La temibilissima Cassazione è il virus che infetterà lo Stato di un morbo devastante, capace di condurci alla resa davanti alla mafia? «Lo Stato in grado di sconfiggere la criminalità è proprio lo Stato che è in grado di riconoscere e assicurare i diritti della persona. Anche di un criminale come Riina». Mario Palma presiede l’Autorità Garante dei diritti dei detenuti. E, con lo stesso coraggio dei giudici che hanno chiesto di rivedere la sentenza sul boss di Cosa nostra, dichiara di essere «anche il garante di un criminale come Riina, anzi: è innanzitutto rispetto a chi non suscita alcuna empatia che si deve esercitare la funzione di garante».

Partiamo dal diritto alla morte dignitosa: è un principio costituzionale, non c’è una legge ordinaria che lo tuteli.

Sì, molto semplicemente esiste un’oggettiva asimmetria tra l’individuo libero e il recluso di fronte a un evento infausto, come si dice a proposito di un attacco cardiaco fatale. Chi è libero può contare su reti di supporto parentale, anche affettivo, diverse da quelle accessibili all’interno di un carcere. Lì non c’è la stessa condizione che può essere alleviante anche nel caso di eventi infausti. Il che ci conduce immediatamente all’aspetto della sentenza a mio giudizio più significativo.

Qual è?

Vede, non è che la Cassazione dia un’indicazione netta, non prescrive di sospendere la pena, dice piuttosto al Tribunale che nell’assumere la propria decisione ha sbagliato a tenere conto solo del passato, del reato, e non anche della condizione oggettiva presente che si è venuta a determinare.

Cioè i giudici di sorveglianza avevano deciso solo sul Riina criminale e non sulla persona malata.

Esatto. E questo approccio rende di fatto inutilizzabili tutte le argomentazioni che il Tribunale aveva richiamato nella propria sentenza. Nella pronuncia della Cassazione è questo il punto più interessante.

Anche Riina va giudicato per quello che è oggi: un vecchio allettato.

Il che non vuol dire che la nuova sentenza del Tribunale dovrà per forza concedere la sospensione della pena. Potrebbe stabilire che le condizioni di salute non sono tanto gravi e che Riina è ancora in grado di esercitare un ruolo in Cosa nostra. Ma appunto la Cassazione dice ‘ non puoi decidere solo in base al fatto che Riina è stato il criminale che è stato’.

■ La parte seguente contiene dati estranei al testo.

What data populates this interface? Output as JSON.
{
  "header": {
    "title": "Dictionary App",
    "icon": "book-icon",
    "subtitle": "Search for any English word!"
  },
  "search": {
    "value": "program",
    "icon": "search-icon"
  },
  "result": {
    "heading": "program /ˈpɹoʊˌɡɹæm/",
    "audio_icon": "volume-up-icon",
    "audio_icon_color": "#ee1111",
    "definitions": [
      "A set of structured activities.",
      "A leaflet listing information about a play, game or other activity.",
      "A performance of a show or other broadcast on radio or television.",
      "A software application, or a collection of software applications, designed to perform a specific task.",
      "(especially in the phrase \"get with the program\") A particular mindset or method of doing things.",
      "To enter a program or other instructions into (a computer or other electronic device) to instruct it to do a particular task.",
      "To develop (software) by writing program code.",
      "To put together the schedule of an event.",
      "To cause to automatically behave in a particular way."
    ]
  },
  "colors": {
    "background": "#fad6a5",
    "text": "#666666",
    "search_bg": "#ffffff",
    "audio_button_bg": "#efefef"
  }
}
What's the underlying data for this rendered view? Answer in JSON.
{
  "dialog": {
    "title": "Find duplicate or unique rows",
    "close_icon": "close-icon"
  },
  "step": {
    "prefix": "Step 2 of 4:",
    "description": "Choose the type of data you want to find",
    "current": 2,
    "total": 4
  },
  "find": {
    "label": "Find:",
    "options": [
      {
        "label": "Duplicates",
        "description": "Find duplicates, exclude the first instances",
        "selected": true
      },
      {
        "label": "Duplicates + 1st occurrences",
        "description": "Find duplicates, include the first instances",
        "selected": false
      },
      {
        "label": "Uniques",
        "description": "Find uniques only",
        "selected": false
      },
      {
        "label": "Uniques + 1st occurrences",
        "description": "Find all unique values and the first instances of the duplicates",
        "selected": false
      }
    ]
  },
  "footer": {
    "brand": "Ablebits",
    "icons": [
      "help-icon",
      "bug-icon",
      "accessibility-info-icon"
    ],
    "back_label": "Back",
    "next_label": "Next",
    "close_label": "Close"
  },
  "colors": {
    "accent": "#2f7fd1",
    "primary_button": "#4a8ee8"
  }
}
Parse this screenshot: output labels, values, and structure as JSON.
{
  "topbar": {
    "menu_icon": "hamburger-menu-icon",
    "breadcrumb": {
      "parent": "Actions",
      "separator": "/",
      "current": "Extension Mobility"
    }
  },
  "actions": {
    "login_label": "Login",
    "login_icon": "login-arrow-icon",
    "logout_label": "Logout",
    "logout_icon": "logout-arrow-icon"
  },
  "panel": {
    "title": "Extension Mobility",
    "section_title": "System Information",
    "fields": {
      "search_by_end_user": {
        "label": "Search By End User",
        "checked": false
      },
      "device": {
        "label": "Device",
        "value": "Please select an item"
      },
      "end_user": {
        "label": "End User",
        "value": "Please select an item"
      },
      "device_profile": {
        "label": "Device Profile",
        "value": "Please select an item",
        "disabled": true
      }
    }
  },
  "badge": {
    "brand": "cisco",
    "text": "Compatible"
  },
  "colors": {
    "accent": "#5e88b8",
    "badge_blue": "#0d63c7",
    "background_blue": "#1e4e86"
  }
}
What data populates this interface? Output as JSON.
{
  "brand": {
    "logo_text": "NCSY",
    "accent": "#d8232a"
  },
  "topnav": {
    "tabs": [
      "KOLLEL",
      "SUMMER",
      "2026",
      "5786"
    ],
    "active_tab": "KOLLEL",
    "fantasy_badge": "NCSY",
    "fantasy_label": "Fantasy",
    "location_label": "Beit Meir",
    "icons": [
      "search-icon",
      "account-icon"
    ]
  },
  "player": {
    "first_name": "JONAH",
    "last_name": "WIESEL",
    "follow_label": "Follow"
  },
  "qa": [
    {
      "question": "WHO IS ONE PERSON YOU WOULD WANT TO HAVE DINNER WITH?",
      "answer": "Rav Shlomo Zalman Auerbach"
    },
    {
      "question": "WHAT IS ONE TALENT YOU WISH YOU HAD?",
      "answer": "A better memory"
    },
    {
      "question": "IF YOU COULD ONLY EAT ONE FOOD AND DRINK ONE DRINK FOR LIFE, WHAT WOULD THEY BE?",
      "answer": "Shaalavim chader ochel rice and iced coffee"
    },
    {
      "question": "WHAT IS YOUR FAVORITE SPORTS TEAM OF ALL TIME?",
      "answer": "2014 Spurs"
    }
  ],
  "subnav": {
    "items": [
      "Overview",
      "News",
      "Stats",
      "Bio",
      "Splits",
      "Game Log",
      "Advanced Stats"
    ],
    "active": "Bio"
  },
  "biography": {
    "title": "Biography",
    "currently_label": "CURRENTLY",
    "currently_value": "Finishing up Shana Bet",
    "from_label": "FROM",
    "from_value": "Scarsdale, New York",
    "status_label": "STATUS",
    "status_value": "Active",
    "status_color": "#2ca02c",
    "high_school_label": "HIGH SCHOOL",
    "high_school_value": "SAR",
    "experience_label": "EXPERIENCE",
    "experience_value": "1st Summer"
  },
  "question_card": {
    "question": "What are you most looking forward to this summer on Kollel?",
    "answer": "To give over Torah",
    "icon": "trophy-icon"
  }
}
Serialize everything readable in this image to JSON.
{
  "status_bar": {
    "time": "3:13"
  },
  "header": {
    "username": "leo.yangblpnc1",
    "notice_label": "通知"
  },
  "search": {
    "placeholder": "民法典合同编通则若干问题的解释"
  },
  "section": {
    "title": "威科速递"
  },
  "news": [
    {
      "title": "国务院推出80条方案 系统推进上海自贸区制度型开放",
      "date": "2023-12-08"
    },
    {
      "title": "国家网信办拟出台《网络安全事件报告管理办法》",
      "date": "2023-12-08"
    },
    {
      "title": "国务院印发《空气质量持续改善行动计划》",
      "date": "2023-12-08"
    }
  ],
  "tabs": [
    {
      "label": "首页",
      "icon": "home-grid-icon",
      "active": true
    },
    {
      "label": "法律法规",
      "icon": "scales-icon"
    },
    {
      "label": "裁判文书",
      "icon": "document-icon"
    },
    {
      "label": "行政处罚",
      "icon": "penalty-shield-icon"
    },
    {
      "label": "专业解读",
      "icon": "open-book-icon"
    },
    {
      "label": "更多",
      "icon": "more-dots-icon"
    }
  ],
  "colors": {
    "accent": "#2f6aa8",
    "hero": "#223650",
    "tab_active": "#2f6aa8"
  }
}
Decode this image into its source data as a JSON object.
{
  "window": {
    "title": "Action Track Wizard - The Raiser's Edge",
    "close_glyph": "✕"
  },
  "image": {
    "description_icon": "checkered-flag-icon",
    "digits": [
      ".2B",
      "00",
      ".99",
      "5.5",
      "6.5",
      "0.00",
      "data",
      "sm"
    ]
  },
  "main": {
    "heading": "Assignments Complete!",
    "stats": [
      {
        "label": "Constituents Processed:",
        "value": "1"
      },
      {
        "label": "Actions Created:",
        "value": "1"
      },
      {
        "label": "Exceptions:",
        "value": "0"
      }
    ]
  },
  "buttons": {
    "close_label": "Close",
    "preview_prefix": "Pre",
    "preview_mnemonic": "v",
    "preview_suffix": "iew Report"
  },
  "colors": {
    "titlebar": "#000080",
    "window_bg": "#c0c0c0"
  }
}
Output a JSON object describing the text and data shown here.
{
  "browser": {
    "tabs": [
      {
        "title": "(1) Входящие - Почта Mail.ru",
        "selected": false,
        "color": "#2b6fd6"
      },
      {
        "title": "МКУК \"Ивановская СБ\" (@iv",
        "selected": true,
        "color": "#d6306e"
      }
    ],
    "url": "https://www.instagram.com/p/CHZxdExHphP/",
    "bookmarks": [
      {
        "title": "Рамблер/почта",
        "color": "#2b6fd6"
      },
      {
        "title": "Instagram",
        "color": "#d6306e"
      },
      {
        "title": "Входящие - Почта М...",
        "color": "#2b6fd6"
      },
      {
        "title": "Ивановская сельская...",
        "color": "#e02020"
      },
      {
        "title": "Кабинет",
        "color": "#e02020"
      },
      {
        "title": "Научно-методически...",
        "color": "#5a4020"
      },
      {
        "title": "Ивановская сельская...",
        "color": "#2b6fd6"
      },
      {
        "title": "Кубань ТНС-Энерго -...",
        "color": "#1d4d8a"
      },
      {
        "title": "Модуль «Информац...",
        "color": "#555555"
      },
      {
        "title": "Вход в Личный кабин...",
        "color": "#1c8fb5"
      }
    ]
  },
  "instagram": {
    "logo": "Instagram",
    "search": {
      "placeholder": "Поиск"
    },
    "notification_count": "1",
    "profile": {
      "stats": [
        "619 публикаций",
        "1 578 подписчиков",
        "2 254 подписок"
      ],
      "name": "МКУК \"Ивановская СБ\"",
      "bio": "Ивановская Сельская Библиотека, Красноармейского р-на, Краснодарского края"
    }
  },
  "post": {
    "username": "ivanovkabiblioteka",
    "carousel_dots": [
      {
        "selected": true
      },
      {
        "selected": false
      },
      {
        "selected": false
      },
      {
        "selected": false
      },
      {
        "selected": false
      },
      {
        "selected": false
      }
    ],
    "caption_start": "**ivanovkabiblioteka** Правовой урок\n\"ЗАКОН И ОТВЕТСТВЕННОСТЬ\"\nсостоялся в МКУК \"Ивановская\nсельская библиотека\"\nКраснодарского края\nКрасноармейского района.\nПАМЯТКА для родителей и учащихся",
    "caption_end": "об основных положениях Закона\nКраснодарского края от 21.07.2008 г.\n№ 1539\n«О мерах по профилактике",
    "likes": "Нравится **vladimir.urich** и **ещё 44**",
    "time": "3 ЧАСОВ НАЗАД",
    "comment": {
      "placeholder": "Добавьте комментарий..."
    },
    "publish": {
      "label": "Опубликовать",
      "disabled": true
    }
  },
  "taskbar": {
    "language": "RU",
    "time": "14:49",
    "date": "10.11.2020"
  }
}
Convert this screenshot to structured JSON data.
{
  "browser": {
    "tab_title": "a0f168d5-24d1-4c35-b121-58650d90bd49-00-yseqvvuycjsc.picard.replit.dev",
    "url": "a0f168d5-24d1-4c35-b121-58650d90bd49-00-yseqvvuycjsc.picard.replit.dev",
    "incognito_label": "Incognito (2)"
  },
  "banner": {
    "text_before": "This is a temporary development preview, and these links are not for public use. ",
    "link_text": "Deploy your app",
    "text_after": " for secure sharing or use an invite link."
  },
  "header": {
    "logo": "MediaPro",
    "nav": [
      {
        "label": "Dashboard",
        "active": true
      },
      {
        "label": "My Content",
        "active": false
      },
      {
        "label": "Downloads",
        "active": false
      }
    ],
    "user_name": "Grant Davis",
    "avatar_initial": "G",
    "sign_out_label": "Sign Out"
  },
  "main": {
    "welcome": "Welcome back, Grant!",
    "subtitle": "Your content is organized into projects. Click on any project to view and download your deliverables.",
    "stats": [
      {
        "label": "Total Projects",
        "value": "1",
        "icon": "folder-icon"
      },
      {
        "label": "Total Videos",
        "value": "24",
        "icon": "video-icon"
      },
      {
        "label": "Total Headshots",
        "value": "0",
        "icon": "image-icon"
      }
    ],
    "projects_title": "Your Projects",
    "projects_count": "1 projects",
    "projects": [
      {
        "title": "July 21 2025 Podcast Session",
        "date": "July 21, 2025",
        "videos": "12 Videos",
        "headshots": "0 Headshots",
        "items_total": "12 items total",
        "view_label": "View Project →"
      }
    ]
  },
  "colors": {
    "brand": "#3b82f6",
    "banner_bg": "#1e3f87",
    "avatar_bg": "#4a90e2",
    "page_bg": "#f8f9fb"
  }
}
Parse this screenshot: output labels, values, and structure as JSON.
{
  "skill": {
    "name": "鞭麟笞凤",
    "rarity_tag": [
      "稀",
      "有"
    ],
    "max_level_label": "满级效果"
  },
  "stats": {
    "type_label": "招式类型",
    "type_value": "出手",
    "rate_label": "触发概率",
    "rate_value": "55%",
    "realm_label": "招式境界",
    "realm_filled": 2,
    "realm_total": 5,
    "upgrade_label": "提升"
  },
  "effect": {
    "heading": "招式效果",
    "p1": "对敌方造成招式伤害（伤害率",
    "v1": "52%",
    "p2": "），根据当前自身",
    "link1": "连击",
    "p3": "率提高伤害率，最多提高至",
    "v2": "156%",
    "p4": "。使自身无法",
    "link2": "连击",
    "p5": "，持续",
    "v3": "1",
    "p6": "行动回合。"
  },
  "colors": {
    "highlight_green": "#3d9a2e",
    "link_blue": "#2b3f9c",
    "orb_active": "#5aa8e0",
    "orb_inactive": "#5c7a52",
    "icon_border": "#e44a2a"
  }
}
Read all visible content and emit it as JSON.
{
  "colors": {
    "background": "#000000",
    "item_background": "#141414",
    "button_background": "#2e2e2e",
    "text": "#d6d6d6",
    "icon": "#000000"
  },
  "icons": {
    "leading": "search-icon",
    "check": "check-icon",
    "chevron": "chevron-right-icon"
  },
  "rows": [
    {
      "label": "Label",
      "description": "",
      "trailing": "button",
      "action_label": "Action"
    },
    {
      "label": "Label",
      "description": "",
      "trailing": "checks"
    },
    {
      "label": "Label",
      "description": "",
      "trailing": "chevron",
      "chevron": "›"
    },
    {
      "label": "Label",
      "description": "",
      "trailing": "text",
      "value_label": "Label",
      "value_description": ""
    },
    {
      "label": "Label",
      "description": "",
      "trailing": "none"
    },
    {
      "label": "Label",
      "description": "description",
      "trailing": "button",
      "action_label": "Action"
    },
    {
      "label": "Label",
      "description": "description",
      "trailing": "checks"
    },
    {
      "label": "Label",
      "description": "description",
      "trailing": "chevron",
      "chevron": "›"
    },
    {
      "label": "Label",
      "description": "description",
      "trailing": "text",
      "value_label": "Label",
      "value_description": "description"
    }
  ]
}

Molto pare dipenda dalla possibilità di attrezzare la cella con un letto che consenta a Riina di essere sollevato.

Non è detto che sia l’aspetto decisivo, perché non mi risulta che Riina in questo momento sia materialmente in cella. Devo fare un’ultima verifica, ma si può dire con un alto margine di probabilità che sia tenuto nella parte sanitarizzata del carcere di Parma. Nella sentenza della Suprema corte d’altra parte si fa opportuno riferimento al fatto che una malattia grave non è affrontabile in un normale situazione carceraria.

C’è chi come il senatore Lumia dice: se si scarcera Riina si dà un segnale di resa alla mafia. È così?

Si può rispondere con Beccaria: un individuo non può mai essere un mezzo, deve restare il fine. Se le decisioni su un determinato soggetto vengono assunte in funzione del messaggio che ne può derivare, allora quella persona è ridotta appunto a mezzo, e questo non è mai lecito. Dopodiché io credo che uno Stato forte, in grado di sconfiggere la mafia, è proprio lo Stato in grado di riconoscere i diritti della persona e di assicurarli. Io non so quali siano esattamente le condizioni di Riina, ma so che vanno valutate come le condizioni di salute di una persona e non in funzione di un messaggio da dare alla collettività.

Anche un boss come Riina va trattato innanzitutto come persona?

A me sembra che a un certo punto sia stata sospesa la pena a Priebke. Bisognerebbe ricordarlo.

E l’Autorità che lei presiede è garante anche del detenuto Riina?

Certo. Altrimenti è come se un grande chirurgo accettasse di curare solo chi sta bene. E si lamentasse magari se gliene portano uno davvero malato. Anzi, noi siamo garanti in particolare proprio di coloro rispetto ai quali il sentimento di empatia è pari a zero. Proprio perché è così, noi siamo garanti dei suoi diritti.

Questa è una cosa molto pannelliana.

Eh, io non la prendo per una

considerazione negativa.

Ci mancherebbe. I familiari delle vittime hanno criticato molto la sentenza.

Sono valutazioni da rispettare assolutamente.

E alcuni leader di partito ne hanno già fatto una campagna politica.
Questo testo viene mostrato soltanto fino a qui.